Date: October 5, 2022 — 4:10 PM
Location: International House, Chevron Auditorium, 2299 Piedmont Avenue — UC Berkeley Campus
About this lecture
The Global Burden of Disease Study (GBD) began in 1991 sponsored by the World Bank and the World Health Organization to fill a critical gap in global health information. It has grown steadily to become an active collaboration of more than 8000 scientists, researchers and policy-makers from 156 countries working together to quantify health at the national and subnational level. The GBD provides a highly standardized approach for tackling the many challenges in producing a comprehensive assessment of health overtime. The issues that need to be addressed or at least reckoned with include missing data, inconsistent case definitions, diverse instruments and assays, conflicting data, and exclusion of disadvantaged groups from administrative data. The GBD has led to new and constantly evolving approaches for correcting for bias and data synthesis. The study has generated nearly 2000 publications in the peer-reviewed literature and wide policy impact; nevertheless, it continues to generate controversy.
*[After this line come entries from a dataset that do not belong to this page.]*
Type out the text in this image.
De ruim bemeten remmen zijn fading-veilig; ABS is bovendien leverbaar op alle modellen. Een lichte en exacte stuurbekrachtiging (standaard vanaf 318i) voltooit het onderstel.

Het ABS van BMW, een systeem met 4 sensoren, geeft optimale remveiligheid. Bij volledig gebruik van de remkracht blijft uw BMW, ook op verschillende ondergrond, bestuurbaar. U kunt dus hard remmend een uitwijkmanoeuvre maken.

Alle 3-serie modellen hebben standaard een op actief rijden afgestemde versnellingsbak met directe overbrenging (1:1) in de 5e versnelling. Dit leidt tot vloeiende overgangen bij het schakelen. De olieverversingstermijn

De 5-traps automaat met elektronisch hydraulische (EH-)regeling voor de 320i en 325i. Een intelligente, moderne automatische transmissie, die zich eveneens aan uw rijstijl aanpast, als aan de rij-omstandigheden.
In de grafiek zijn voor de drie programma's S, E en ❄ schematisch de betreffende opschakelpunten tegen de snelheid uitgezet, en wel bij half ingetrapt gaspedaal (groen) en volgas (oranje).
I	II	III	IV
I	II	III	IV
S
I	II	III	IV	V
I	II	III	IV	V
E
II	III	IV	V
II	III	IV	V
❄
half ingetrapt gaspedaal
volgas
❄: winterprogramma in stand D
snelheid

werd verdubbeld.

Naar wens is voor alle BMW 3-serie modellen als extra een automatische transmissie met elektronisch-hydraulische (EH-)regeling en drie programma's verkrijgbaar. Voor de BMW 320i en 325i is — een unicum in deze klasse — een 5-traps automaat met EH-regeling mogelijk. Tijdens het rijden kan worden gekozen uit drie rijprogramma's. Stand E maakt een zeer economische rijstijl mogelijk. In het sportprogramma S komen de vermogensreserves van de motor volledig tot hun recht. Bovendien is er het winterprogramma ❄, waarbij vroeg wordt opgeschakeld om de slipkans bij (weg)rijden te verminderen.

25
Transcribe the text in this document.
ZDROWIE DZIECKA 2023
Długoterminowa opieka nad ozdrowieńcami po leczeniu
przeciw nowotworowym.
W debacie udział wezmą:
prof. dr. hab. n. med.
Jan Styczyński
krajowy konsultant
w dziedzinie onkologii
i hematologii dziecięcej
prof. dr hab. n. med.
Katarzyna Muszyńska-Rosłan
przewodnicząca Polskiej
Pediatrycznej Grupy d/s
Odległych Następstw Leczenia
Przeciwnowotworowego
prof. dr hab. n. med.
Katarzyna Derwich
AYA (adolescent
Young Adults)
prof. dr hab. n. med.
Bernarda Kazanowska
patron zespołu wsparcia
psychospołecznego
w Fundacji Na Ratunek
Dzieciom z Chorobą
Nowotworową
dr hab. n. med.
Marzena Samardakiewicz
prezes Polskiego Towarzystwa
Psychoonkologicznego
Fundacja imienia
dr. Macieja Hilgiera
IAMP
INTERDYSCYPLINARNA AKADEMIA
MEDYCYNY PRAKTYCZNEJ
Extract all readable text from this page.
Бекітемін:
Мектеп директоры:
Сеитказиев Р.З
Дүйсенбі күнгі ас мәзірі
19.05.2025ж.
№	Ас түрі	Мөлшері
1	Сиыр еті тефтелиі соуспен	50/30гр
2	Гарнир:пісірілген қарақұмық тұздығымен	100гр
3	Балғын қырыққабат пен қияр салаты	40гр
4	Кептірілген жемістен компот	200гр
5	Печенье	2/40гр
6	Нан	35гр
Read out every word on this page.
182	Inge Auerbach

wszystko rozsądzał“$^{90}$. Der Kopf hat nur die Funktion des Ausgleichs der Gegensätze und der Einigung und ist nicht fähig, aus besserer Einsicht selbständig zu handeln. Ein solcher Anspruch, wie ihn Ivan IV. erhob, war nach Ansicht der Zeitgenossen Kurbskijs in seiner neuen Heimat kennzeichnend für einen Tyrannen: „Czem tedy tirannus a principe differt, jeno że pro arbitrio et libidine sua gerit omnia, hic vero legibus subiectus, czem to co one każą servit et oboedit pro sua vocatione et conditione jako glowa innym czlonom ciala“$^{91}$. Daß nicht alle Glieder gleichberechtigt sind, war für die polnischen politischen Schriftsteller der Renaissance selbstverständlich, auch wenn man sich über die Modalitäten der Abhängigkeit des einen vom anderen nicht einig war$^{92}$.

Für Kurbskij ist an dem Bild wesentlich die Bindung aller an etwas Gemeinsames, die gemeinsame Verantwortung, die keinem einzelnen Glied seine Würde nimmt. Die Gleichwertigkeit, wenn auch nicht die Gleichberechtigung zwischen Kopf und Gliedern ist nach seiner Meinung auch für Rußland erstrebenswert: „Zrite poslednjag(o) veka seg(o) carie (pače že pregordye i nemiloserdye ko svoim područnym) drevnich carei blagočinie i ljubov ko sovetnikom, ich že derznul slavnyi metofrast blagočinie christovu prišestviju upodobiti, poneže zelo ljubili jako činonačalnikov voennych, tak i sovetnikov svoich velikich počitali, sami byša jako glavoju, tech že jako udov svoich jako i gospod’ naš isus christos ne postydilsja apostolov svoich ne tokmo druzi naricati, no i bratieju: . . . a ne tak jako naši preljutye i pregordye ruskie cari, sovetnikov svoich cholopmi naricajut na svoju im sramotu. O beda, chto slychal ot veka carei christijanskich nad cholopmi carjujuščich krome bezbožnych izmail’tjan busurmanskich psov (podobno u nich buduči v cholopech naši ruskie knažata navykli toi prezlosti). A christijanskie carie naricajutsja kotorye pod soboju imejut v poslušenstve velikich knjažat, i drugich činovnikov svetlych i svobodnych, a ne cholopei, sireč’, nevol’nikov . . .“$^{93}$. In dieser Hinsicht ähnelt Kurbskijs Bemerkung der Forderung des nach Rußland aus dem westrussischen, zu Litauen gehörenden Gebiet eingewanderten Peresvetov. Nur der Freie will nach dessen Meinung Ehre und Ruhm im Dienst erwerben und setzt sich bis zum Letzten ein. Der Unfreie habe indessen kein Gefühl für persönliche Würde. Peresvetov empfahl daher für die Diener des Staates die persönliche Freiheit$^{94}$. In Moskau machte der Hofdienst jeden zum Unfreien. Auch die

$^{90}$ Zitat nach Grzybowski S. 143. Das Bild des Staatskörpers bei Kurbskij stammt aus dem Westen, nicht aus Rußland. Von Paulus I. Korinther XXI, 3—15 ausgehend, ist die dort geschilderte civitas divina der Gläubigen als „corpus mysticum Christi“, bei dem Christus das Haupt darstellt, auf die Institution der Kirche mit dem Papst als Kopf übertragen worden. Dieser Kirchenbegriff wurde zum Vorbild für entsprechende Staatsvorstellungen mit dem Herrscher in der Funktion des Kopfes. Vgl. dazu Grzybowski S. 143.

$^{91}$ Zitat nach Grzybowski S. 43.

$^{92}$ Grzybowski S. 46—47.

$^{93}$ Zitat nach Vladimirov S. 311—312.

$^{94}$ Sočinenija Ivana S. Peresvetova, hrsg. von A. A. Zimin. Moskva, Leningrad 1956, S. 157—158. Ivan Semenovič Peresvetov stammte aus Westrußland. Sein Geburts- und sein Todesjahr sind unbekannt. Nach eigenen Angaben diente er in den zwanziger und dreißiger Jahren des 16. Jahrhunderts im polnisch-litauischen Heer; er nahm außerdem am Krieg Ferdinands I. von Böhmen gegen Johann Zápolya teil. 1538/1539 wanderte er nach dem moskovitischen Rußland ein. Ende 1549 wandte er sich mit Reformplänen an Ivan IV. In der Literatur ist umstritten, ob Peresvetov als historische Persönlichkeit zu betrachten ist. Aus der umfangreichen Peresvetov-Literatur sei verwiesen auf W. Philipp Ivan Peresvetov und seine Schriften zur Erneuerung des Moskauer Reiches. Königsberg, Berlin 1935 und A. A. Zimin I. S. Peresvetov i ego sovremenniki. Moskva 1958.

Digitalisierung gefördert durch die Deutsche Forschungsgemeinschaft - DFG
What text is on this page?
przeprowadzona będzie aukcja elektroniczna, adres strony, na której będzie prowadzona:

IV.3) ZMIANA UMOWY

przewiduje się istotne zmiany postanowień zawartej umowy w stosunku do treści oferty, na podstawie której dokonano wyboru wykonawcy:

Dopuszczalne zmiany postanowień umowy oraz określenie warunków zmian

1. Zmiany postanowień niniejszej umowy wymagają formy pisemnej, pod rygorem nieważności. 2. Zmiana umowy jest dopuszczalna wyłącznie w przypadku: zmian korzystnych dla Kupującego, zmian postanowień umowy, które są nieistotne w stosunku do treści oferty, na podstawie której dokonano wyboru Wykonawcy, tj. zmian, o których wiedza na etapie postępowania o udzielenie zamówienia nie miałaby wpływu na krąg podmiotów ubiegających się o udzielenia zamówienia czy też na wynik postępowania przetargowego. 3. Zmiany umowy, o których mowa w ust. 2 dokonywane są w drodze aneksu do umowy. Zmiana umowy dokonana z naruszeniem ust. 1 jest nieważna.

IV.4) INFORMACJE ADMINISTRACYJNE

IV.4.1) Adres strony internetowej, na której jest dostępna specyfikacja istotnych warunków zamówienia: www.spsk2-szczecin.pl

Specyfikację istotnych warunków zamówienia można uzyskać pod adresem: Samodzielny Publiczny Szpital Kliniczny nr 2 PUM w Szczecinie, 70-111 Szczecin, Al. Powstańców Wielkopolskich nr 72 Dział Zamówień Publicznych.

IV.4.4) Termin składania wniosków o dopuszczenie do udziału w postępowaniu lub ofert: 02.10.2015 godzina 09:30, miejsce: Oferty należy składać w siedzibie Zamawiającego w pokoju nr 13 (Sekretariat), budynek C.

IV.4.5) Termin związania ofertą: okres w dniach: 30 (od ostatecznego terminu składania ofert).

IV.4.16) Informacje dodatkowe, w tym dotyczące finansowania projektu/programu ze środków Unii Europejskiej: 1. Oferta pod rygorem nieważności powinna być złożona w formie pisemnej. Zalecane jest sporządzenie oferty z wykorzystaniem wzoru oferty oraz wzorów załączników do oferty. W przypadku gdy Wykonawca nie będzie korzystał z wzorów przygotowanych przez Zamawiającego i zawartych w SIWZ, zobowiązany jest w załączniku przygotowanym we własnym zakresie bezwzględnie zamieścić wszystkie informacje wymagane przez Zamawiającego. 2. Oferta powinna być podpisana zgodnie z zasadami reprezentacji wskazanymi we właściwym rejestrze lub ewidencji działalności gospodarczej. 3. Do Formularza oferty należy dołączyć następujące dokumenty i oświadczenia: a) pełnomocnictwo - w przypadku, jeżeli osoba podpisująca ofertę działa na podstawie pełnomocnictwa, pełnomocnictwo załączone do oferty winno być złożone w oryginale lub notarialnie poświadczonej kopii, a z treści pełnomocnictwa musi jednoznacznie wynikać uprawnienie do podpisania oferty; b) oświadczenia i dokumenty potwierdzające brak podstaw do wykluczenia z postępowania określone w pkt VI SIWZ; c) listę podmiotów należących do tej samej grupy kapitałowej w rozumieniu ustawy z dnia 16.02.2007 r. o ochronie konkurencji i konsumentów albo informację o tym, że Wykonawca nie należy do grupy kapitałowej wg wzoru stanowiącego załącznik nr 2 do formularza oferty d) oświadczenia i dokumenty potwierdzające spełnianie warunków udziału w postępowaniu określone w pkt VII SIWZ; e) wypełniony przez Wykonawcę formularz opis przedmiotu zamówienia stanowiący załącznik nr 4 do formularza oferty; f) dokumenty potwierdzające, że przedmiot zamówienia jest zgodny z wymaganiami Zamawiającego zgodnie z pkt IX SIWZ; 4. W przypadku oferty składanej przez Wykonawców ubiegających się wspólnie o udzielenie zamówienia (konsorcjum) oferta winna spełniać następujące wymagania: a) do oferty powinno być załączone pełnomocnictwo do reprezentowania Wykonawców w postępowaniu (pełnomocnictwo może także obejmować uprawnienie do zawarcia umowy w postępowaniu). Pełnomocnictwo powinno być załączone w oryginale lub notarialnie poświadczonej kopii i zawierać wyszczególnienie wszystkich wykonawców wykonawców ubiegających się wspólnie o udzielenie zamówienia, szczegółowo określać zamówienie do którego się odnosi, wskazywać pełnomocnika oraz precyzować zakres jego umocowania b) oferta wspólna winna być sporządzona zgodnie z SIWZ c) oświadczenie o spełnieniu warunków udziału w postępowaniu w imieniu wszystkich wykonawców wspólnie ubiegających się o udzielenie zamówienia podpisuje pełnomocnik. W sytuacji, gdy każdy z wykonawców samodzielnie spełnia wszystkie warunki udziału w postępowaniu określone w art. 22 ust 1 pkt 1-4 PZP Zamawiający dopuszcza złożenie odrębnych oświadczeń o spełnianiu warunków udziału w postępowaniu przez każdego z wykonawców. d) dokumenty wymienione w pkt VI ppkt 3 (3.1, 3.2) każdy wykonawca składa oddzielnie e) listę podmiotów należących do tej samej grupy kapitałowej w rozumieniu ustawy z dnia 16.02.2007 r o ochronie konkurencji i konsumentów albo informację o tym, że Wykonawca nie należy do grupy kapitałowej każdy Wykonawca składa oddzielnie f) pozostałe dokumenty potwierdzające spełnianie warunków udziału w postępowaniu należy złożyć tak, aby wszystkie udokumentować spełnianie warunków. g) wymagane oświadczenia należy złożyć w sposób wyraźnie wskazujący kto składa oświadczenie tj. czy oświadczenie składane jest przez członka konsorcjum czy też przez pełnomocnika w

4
The GBD has many limitations and ongoing developments hope to address some of these limitations. This lecture will draw some general lessons learned from three decades of the GBD both on the analysis of global health and communicating results to decision-makers.
About Christopher J.L. Murray
Dr. Christopher J.L. Murray is Chair of Health Metrics Sciences at the University of Washington and Director of the Institute for Health Metrics and Evaluation (IHME). His career has focused on improving population health worldwide through better evidence. A physician and health economist, his work has led to the development of innovative methods to strengthen health measurement, analyze the performance of health systems, understand the drivers of health, and produce forecasts of the future state of health.
He has led critical analyses during the COVID-19 pandemic to understand its impact on health systems and the population as a whole, and the effectiveness of policy interventions to mitigate it. The White House, European Commission, many governments, and organizations such as WHO EURO, PAHO, and Africa CDC use IHME COVID-19 forecasts and policy scenarios as a trusted source of evidence. Dr. Murray also leads the Global Burden of Disease (GBD) collaboration, a systematic effort to quantify the comparative magnitude of health loss due to diseases, injuries, and risk factors by age, sex, and geography over time. The GBD is now a network of 7,700 scientists and decision-makers from 156 countries who together generate annually updated estimates. He is an elected member of the National Academy of Medicine (NAM) and the 2018 co-recipient of the John Dirks Canada Gairdner Global Health Award.